Partisan fighting has taken over U.S. politics, raising questions about financial stability

Partisan fighting

Public Opinion

FAQ: What’s the downside to the S&P500 in a recession?

  • The Fed’s most recent shift to “higher for longer” means higher real rates and an increase of restrictive policy for 2024, which increases the probability of a hard land (recession).
  • Although Q3 earnings are expected mark the end of year-over-year earnings declines for the S&P500, investors should not be complacent because in an average recession earnings fall by 5% to 15%.
  • Current 2024 S&P500 earnings estimates are 247.52, which is up from 2023’s estimate of 221.17. This would represent a 10.6% increase in earnings, if it were to transpire.
  • If there was to be a recession, and that recession brought with it a normal downdraft in earnings, that would mean earnings would be somewhere in the range of 235 to 210.
  • A mild recession, would likely bring with it selling that might take the S&P down to as low as 14x. Although, the recession scare in 2022 only took the S&P500 down to 16x. Let’s say the downside range is somewhere between 14x and 16x, keeping in mind that during the GFC, the Forward P/E’s briefly broke below 10x, so there is some scope for a range lower.
  • If we use the earnings range of 235 to 210, on a Forward P/E range of 14x to 16x. This gives a range for the S&P500 in a recession scenario of 2,940 to 3,760, which would be -32% to -13% lower than Friday’s close.
  • Given that there is no reason at this time to believe that we would be looking at a severe recession, the most likely downside is a -15% to -20% selloff that quickly reverses, as the Fed aggressively cuts rates.

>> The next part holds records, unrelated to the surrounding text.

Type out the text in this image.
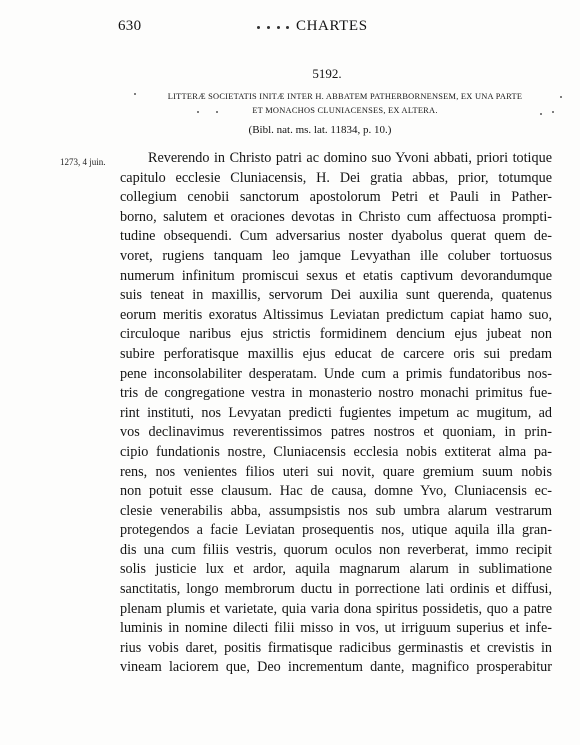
630	CHARTES
5192.
LITTERÆ SOCIETATIS INITÆ INTER H. ABBATEM PATHERBORNENSEM, EX UNA PARTE
ET MONACHOS CLUNIACENSES, EX ALTERA.
(Bibl. nat. ms. lat. 11834, p. 10.)
1273, 4 juin.	Reverendo in Christo patri ac domino suo Yvoni abbati, priori totique
capitulo ecclesie Cluniacensis, H. Dei gratia abbas, prior, totumque
collegium cenobii sanctorum apostolorum Petri et Pauli in Pather-
borno, salutem et oraciones devotas in Christo cum affectuosa prompti-
tudine obsequendi. Cum adversarius noster dyabolus querat quem de-
voret, rugiens tanquam leo jamque Levyathan ille coluber tortuosus
numerum infinitum promiscui sexus et etatis captivum devorandumque
suis teneat in maxillis, servorum Dei auxilia sunt querenda, quatenus
eorum meritis exoratus Altissimus Leviatan predictum capiat hamo suo,
circuloque naribus ejus strictis formidinem dencium ejus jubeat non
subire perforatisque maxillis ejus educat de carcere oris sui predam
pene inconsolabiliter desperatam. Unde cum a primis fundatoribus nos-
tris de congregatione vestra in monasterio nostro monachi primitus fue-
rint instituti, nos Levyatan predicti fugientes impetum ac mugitum, ad
vos declinavimus reverentissimos patres nostros et quoniam, in prin-
cipio fundationis nostre, Cluniacensis ecclesia nobis extiterat alma pa-
rens, nos venientes filios uteri sui novit, quare gremium suum nobis
non potuit esse clausum. Hac de causa, domne Yvo, Cluniacensis ec-
clesie venerabilis abba, assumpsistis nos sub umbra alarum vestrarum
protegendos a facie Leviatan prosequentis nos, utique aquila illa gran-
dis una cum filiis vestris, quorum oculos non reverberat, immo recipit
solis justicie lux et ardor, aquila magnarum alarum in sublimatione
sanctitatis, longo membrorum ductu in porrectione lati ordinis et diffusi,
plenam plumis et varietate, quia varia dona spiritus possidetis, quo a patre
luminis in nomine dilecti filii misso in vos, ut irriguum superius et infe-
rius vobis daret, positis firmatisque radicibus germinastis et crevistis in
vineam laciorem que, Deo incrementum dante, magnifico prosperabitur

Interest rates are restrictive, and base on Fed rhetoric set to get more restrictive, risking recession

S&P 500 Earnings vs Multiples

10-Year Real Yield

Putting it all together

  • The markets ended last week with positive action likely driven by selling exhaustion coupled with a positive spin on the recent jobs data that indicated that job growth was robust and wage pressures were easing.
  • Based on our market internals calculations, the equity markets did not reach sufficiently oversold levels to indicate the current wave of selling is quite done.
  • To further complicate matters, the Hamas attack of Israel over the weekend introduces another wave of uncertainty into market conditions that will likely drive a risk-off move and simultaneously create a bid for save haven assets such as Treasuries and Gold.
  • The macro environment has dominated market action over the last month, driven by energy prices and questions about the fiscal responsibility and ability to govern of U.S. law makers. We can now add increased geopolitical tensions to the list of macro drivers.
  • At least one of these pressures looks to be easing with energy prices experiencing wholesale price weakness, but turmoil in the middle east may change that picture.
  • Regardless, the Fed is likely to view increased uncertainty and the associated tightening of financial conditions attached to the uncertainty as positive regarding their fight against inflation, which reduces the probability that the Fed will continue to raise rates, and may even set in motion easing faster than the market is currently pricing.